You can also set up plain vanilla classic Amigas to run older games, of course.

C64 Forever is less elaborate, but again, along with the 100 free games it includes (a mix of abandonware and freeware), it’s super-easy to add your own games to the list. If they have an RP9 file, it will have all the emulator settings optimized, but if not, it’s easy to custom-configure them (fastload, controller, etc.) for each game so you never have to mess with it again.

For instance, I took the Elite disk (.D64) file and loaded it, and it popped up with a list of possible programs (showing only Elite) and I selected it, and it auto-configured everything.

(Also, the version of Elite that exists in my memory is way better than the one that exists in reality. :)

Ooooooooooooooohhhh, Elite. I think I’m sold sir. So many space games in the 80’s were on the Amiga and C64, so I never played 'em, and these look like perfect ways to do so.

Play the Amiga version of Elite, Brian. That’s generally true with most games when you have a choice of both of those platforms. :)

Hoooooooollllly crap.

Interesting idea. I’m familiar with the DOS versions of many games, but the Amiga versions are both different and prettier, so it’d be like a journey of discovery as well as a review. Huh.

Also, where did you get those? (PM please) ;)

Also, the Value version will be fine to run games, won’t it?

My problem is that I’ll want a good old digital joystick, and I don’t know what I can use. Needs autofire as well.

Dammit, Denny. I really need to get the Amiga one. Any idea if the videos are worthwhile in the expensive version? Maybe I’ll spot myself in footage from an old AmiExpo!

You can find all kinds of information on the Amiga games at lemonamiga.com. C64.com for 64 stuff.

It’s fine for the older Amiga games, about 70% of them. But the Value version only emulates up to the Amiga 500/2000. The later 256-color (referrred to as AGA - Advanced Graphics Adapter) games require AmigaDOS 2.04 or 3.0, though, so you want the high-end version of the emulator for that.

There are some USB versions of classic digital joysticks; search on “Competition Pro,” for instance. I want someone to do a USB version of the Epyx 500XJ.

I found a company that does USB versions of the classic Atari joystick.
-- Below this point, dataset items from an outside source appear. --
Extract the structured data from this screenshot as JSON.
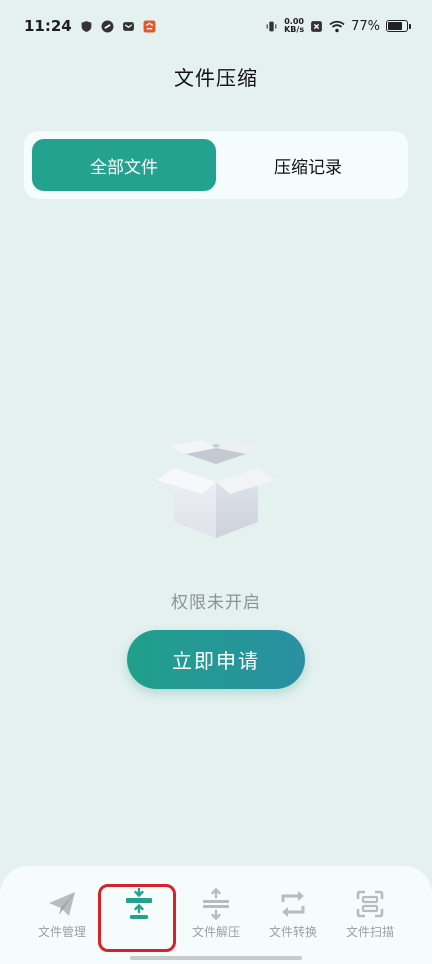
{
  "status_bar": {
    "time": "11:24",
    "net_speed_value": "0.00",
    "net_speed_unit": "KB/s",
    "battery": "77%",
    "battery_level": 0.77,
    "icons": [
      "shield-icon",
      "link-icon",
      "mail-icon",
      "app-badge-icon",
      "vibrate-icon",
      "sim-x-icon",
      "wifi-icon",
      "battery-icon"
    ]
  },
  "header": {
    "title": "文件压缩"
  },
  "tabs": [
    {
      "label": "全部文件",
      "active": true
    },
    {
      "label": "压缩记录",
      "active": false
    }
  ],
  "empty_state": {
    "icon": "empty-box-icon",
    "message": "权限未开启",
    "button_label": "立即申请"
  },
  "bottom_nav": [
    {
      "label": "文件管理",
      "icon": "paper-plane-icon",
      "active": false
    },
    {
      "label": "",
      "icon": "compress-icon",
      "active": true
    },
    {
      "label": "文件解压",
      "icon": "decompress-icon",
      "active": false
    },
    {
      "label": "文件转换",
      "icon": "convert-icon",
      "active": false
    },
    {
      "label": "文件扫描",
      "icon": "scan-icon",
      "active": false
    }
  ],
  "colors": {
    "accent": "#22a28f",
    "background": "#e4f1ef",
    "highlight": "#d8222a"
  }
}
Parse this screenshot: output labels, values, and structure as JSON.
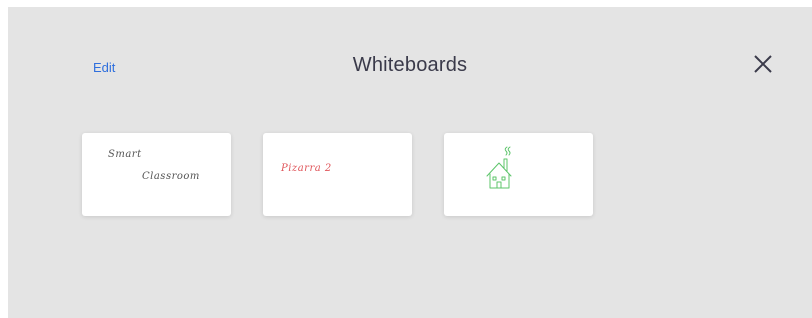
{
  "header": {
    "edit_label": "Edit",
    "title": "Whiteboards",
    "close_icon": "close-icon"
  },
  "boards": [
    {
      "line1": "Smart",
      "line2": "Classroom",
      "ink_color": "#555555"
    },
    {
      "line1": "Pizarra 2",
      "ink_color": "#e0565b"
    },
    {
      "drawing": "house-sketch",
      "ink_color": "#5cc46a"
    }
  ],
  "colors": {
    "background": "#e4e4e4",
    "accent": "#2f6fdd",
    "title_text": "#3a3a4a"
  }
}
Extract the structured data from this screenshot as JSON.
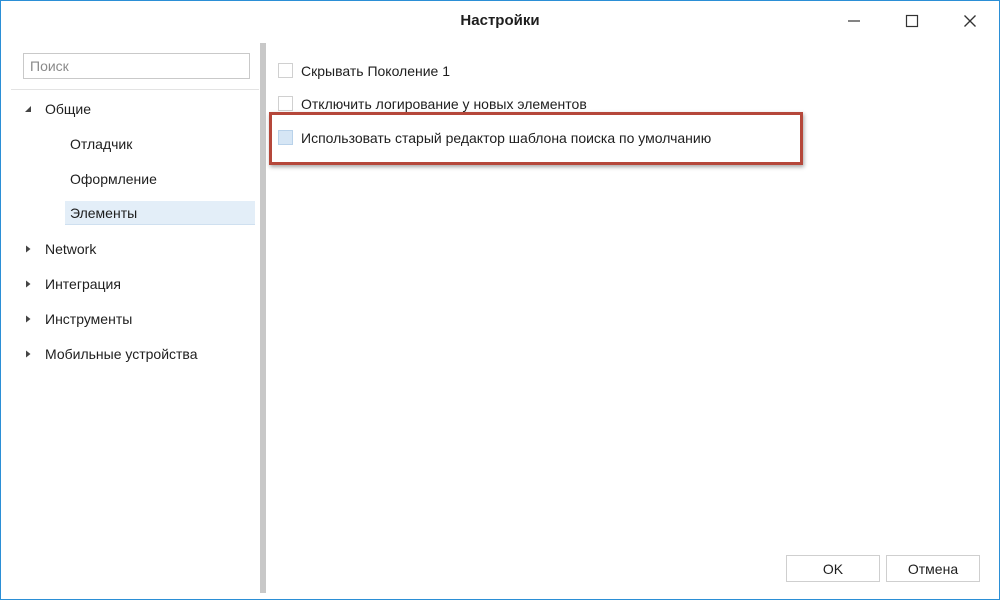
{
  "window": {
    "title": "Настройки",
    "accent_color": "#2b8fd6"
  },
  "sidebar": {
    "search_placeholder": "Поиск",
    "groups": [
      {
        "label": "Общие",
        "expanded": true,
        "children": [
          {
            "label": "Отладчик",
            "selected": false
          },
          {
            "label": "Оформление",
            "selected": false
          },
          {
            "label": "Элементы",
            "selected": true
          }
        ]
      },
      {
        "label": "Network",
        "expanded": false
      },
      {
        "label": "Интеграция",
        "expanded": false
      },
      {
        "label": "Инструменты",
        "expanded": false
      },
      {
        "label": "Мобильные устройства",
        "expanded": false
      }
    ]
  },
  "content": {
    "options": [
      {
        "label": "Скрывать Поколение 1",
        "checked": false
      },
      {
        "label": "Отключить логирование у новых элементов",
        "checked": false
      },
      {
        "label": "Использовать старый редактор шаблона поиска по умолчанию",
        "checked": false,
        "focused": true
      }
    ],
    "highlight_color": "#b5473a"
  },
  "footer": {
    "ok_label": "OK",
    "cancel_label": "Отмена"
  }
}
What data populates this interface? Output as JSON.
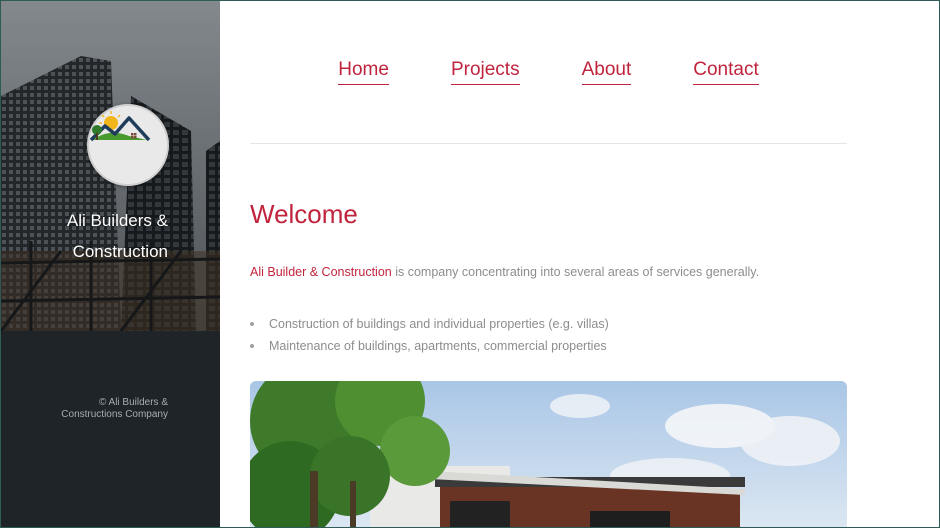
{
  "sidebar": {
    "brand_line1": "Ali Builders &",
    "brand_line2": "Construction",
    "copyright_line1": "© Ali Builders &",
    "copyright_line2": "Constructions Company"
  },
  "nav": {
    "items": [
      {
        "label": "Home"
      },
      {
        "label": "Projects"
      },
      {
        "label": "About"
      },
      {
        "label": "Contact"
      }
    ]
  },
  "main": {
    "heading": "Welcome",
    "intro_highlight": "Ali Builder & Construction",
    "intro_rest": " is company concentrating into several areas of services generally.",
    "services": [
      "Construction of buildings and individual properties (e.g. villas)",
      "Maintenance of buildings, apartments, commercial properties"
    ]
  },
  "colors": {
    "accent": "#c0243d",
    "sidebar_bg": "#1f2429",
    "body_text": "#8d8d8d"
  },
  "icons": {
    "logo": "house-roof-sun-logo-icon"
  }
}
I picked up a couple of those, and they’re… well, as good as the old Atari joystick.

USB gamepads, such as the Xbox 360 wired controller, work well too.

Vesper, there’s the Amiga launch, a couple of Jay Miner interviews, and the Deathbed Vigil when Commodore died. (I watched that last one on a VHS I bought directly from Dave Haynie. :) There’s also a Dave Haynie 2009 interview that’s not on my old disc version. (My discs are ancient; I’ve been digitally upgrading for years.)
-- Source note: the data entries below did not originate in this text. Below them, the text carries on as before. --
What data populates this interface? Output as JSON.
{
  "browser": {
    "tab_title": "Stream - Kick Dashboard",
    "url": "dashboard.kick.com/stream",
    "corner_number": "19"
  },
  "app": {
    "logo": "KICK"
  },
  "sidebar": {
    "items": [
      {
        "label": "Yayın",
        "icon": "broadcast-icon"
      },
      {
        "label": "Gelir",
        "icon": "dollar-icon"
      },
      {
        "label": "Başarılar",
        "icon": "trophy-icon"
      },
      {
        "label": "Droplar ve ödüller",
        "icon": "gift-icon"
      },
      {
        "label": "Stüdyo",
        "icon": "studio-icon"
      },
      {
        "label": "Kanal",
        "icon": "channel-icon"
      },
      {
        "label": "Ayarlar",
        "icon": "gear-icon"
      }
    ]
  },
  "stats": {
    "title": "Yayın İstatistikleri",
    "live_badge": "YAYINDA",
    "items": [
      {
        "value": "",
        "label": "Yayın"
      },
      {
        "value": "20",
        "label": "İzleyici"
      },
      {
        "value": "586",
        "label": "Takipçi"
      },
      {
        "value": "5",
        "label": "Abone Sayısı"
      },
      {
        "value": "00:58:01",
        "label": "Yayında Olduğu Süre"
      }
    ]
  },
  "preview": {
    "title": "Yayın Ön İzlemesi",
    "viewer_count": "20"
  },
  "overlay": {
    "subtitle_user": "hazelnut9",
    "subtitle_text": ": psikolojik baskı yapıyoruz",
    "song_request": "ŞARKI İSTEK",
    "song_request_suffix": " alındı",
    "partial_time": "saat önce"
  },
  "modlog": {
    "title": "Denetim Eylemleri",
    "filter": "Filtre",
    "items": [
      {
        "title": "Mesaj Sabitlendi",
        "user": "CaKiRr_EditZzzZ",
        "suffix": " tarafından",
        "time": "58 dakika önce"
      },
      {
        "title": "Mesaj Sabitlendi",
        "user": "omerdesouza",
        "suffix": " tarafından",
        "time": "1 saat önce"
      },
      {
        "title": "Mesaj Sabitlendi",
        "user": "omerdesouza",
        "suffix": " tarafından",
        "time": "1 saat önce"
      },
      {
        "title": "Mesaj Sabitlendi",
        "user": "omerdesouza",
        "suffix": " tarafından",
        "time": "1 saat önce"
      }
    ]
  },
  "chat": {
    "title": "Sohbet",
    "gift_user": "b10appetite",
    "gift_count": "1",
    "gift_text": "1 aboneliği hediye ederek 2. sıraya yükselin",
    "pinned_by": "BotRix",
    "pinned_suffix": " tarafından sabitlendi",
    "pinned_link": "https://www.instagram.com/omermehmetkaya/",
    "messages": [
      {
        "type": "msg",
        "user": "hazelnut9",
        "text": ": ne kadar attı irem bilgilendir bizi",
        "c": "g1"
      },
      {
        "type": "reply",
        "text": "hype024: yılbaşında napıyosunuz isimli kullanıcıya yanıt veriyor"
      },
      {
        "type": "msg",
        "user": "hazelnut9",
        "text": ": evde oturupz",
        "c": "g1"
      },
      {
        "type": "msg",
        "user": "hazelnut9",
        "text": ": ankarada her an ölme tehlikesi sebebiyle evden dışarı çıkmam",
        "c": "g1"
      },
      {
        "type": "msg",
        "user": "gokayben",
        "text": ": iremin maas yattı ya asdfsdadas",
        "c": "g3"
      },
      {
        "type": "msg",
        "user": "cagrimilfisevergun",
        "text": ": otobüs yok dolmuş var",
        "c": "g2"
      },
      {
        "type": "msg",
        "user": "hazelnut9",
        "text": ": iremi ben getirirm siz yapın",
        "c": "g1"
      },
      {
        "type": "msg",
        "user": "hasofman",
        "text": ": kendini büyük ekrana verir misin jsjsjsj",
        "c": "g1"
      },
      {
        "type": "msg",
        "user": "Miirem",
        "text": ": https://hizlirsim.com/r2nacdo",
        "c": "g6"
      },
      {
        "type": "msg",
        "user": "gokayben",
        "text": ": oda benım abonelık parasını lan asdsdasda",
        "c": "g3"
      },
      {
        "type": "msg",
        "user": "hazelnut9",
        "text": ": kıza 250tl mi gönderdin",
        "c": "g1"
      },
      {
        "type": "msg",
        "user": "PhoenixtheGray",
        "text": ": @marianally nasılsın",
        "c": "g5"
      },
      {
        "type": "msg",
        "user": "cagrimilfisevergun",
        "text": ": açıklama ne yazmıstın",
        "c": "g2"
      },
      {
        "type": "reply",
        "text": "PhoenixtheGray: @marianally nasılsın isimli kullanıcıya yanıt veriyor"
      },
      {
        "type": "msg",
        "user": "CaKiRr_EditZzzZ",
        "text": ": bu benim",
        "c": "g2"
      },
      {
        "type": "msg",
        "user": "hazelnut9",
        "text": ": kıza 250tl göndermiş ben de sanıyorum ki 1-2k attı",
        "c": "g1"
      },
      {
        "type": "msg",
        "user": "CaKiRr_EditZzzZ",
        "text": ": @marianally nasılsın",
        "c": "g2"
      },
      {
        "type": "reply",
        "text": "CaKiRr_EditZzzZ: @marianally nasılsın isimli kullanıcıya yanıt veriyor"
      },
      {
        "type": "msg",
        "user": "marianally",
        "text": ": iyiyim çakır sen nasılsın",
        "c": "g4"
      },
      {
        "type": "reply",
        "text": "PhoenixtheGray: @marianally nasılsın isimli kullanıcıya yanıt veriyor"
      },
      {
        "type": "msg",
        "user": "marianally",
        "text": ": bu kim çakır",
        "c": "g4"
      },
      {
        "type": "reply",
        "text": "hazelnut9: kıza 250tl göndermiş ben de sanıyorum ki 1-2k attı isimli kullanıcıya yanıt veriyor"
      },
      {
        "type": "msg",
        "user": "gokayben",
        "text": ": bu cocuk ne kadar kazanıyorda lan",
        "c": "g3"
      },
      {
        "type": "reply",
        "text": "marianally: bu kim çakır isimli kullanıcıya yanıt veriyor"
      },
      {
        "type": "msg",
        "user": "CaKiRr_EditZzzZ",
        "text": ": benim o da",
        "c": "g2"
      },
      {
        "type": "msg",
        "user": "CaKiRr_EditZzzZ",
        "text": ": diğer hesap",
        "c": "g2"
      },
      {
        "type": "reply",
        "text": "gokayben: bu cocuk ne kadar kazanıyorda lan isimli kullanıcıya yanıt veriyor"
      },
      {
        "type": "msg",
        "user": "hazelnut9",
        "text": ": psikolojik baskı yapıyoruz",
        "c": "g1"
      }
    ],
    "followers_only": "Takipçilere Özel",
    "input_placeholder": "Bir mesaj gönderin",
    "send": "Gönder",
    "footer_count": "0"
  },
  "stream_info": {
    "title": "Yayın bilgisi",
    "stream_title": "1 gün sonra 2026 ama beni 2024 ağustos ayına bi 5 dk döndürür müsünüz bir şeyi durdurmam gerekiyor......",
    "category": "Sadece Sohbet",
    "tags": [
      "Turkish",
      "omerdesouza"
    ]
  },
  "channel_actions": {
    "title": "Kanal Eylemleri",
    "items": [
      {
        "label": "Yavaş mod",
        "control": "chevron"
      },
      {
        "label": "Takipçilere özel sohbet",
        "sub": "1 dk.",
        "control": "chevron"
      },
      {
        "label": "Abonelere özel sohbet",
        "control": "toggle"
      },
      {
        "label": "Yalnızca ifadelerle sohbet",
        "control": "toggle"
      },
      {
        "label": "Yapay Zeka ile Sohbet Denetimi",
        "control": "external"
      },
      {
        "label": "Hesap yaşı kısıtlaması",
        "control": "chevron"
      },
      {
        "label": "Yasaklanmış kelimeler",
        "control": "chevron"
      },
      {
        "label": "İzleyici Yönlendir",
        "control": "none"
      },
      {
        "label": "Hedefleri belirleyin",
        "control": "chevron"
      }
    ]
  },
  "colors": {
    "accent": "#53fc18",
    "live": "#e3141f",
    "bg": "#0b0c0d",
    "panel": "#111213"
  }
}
Thanks Denny, I’ll get the plus version eventually. ;-)

The plus side is that Elite 2 runs MUCH better than how it ran at the time since you can speed it up and be really smooth.

But in Elite 2 case there’s not really much difference with the PC version.
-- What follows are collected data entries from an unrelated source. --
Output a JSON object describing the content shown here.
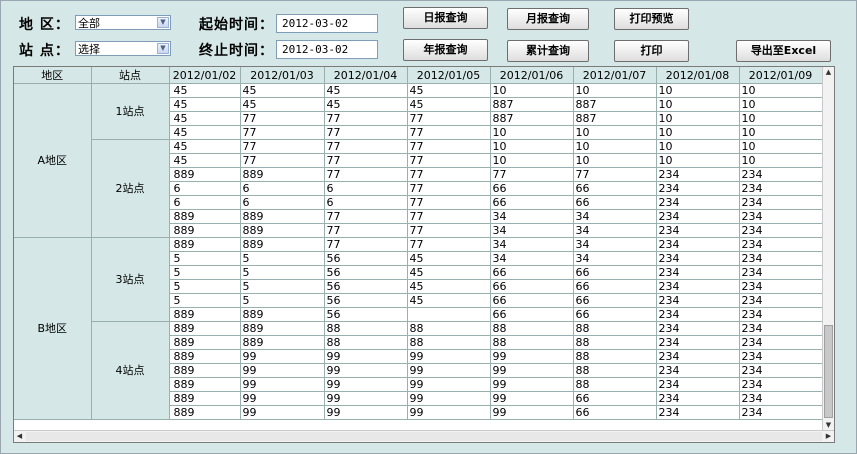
{
  "filters": {
    "region_label": "地  区：",
    "region_value": "全部",
    "station_label": "站  点：",
    "station_value": "选择",
    "start_label": "起始时间：",
    "start_value": "2012-03-02",
    "end_label": "终止时间：",
    "end_value": "2012-03-02"
  },
  "buttons": {
    "daily": "日报查询",
    "monthly": "月报查询",
    "print_preview": "打印预览",
    "yearly": "年报查询",
    "cumulative": "累计查询",
    "print": "打印",
    "export": "导出至Excel"
  },
  "grid": {
    "headers": [
      "地区",
      "站点",
      "2012/01/02",
      "2012/01/03",
      "2012/01/04",
      "2012/01/05",
      "2012/01/06",
      "2012/01/07",
      "2012/01/08",
      "2012/01/09"
    ],
    "regions": [
      {
        "name": "A地区",
        "stations": [
          {
            "name": "1站点",
            "rows": [
              [
                "45",
                "45",
                "45",
                "45",
                "10",
                "10",
                "10",
                "10"
              ],
              [
                "45",
                "45",
                "45",
                "45",
                "887",
                "887",
                "10",
                "10"
              ],
              [
                "45",
                "77",
                "77",
                "77",
                "887",
                "887",
                "10",
                "10"
              ],
              [
                "45",
                "77",
                "77",
                "77",
                "10",
                "10",
                "10",
                "10"
              ]
            ]
          },
          {
            "name": "2站点",
            "rows": [
              [
                "45",
                "77",
                "77",
                "77",
                "10",
                "10",
                "10",
                "10"
              ],
              [
                "45",
                "77",
                "77",
                "77",
                "10",
                "10",
                "10",
                "10"
              ],
              [
                "889",
                "889",
                "77",
                "77",
                "77",
                "77",
                "234",
                "234"
              ],
              [
                "6",
                "6",
                "6",
                "77",
                "66",
                "66",
                "234",
                "234"
              ],
              [
                "6",
                "6",
                "6",
                "77",
                "66",
                "66",
                "234",
                "234"
              ],
              [
                "889",
                "889",
                "77",
                "77",
                "34",
                "34",
                "234",
                "234"
              ],
              [
                "889",
                "889",
                "77",
                "77",
                "34",
                "34",
                "234",
                "234"
              ]
            ]
          }
        ]
      },
      {
        "name": "B地区",
        "stations": [
          {
            "name": "3站点",
            "rows": [
              [
                "889",
                "889",
                "77",
                "77",
                "34",
                "34",
                "234",
                "234"
              ],
              [
                "5",
                "5",
                "56",
                "45",
                "34",
                "34",
                "234",
                "234"
              ],
              [
                "5",
                "5",
                "56",
                "45",
                "66",
                "66",
                "234",
                "234"
              ],
              [
                "5",
                "5",
                "56",
                "45",
                "66",
                "66",
                "234",
                "234"
              ],
              [
                "5",
                "5",
                "56",
                "45",
                "66",
                "66",
                "234",
                "234"
              ],
              [
                "889",
                "889",
                "56",
                "",
                "66",
                "66",
                "234",
                "234"
              ]
            ]
          },
          {
            "name": "4站点",
            "rows": [
              [
                "889",
                "889",
                "88",
                "88",
                "88",
                "88",
                "234",
                "234"
              ],
              [
                "889",
                "889",
                "88",
                "88",
                "88",
                "88",
                "234",
                "234"
              ],
              [
                "889",
                "99",
                "99",
                "99",
                "99",
                "88",
                "234",
                "234"
              ],
              [
                "889",
                "99",
                "99",
                "99",
                "99",
                "88",
                "234",
                "234"
              ],
              [
                "889",
                "99",
                "99",
                "99",
                "99",
                "88",
                "234",
                "234"
              ],
              [
                "889",
                "99",
                "99",
                "99",
                "99",
                "66",
                "234",
                "234"
              ],
              [
                "889",
                "99",
                "99",
                "99",
                "99",
                "66",
                "234",
                "234"
              ]
            ]
          }
        ]
      }
    ]
  },
  "icons": {
    "dropdown": "chevron-down-icon",
    "scroll_up": "arrow-up-icon",
    "scroll_down": "arrow-down-icon",
    "scroll_left": "arrow-left-icon",
    "scroll_right": "arrow-right-icon"
  },
  "colors": {
    "background": "#d5e8e7",
    "grid_line": "#9ab0ae"
  }
}
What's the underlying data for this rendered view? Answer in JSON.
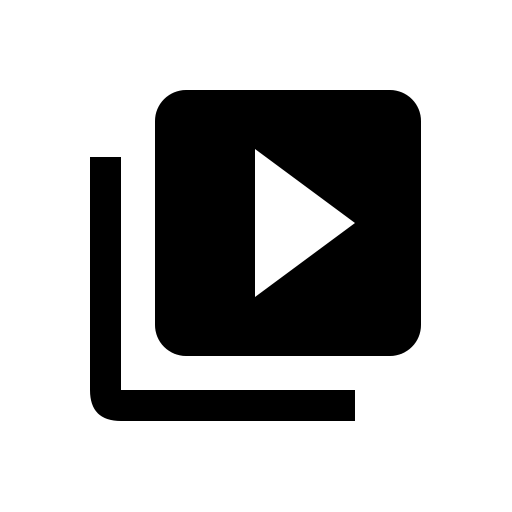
{
  "icon": {
    "name": "video-library-icon",
    "parts": [
      "back-stack-frame",
      "front-video-tile",
      "play-triangle"
    ]
  },
  "colors": {
    "background": "#ffffff",
    "foreground": "#000000",
    "accent": "#ffffff"
  }
}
Modern gamepads aren’t fine enough?

Hey Denny, I saw a 3rd chipset called AGA - this is even newer than ECS right? There’s a fair number of games listed on lemonamiga for it.

Oh, and LOTS of the classics are superbly playable today. They really stand the test of times:

  • Speedball 2 (it’s HARD)
  • Sensible World of Soccer (it’s IMPOSSIBLE!)
  • Alien Breed Tower Assault (it’s HARD!)
  • Worms
  • Cannon Fodder
  • Syndicate

AGA= Amiga 1200

More colors, essentially.

Yeah, brain fart… AGA is the 256-color chipset. ECS was a minor update that added more Chip (graphics) memory and some other tweaks. AGA is the one found on the Amiga 1200 and 4000.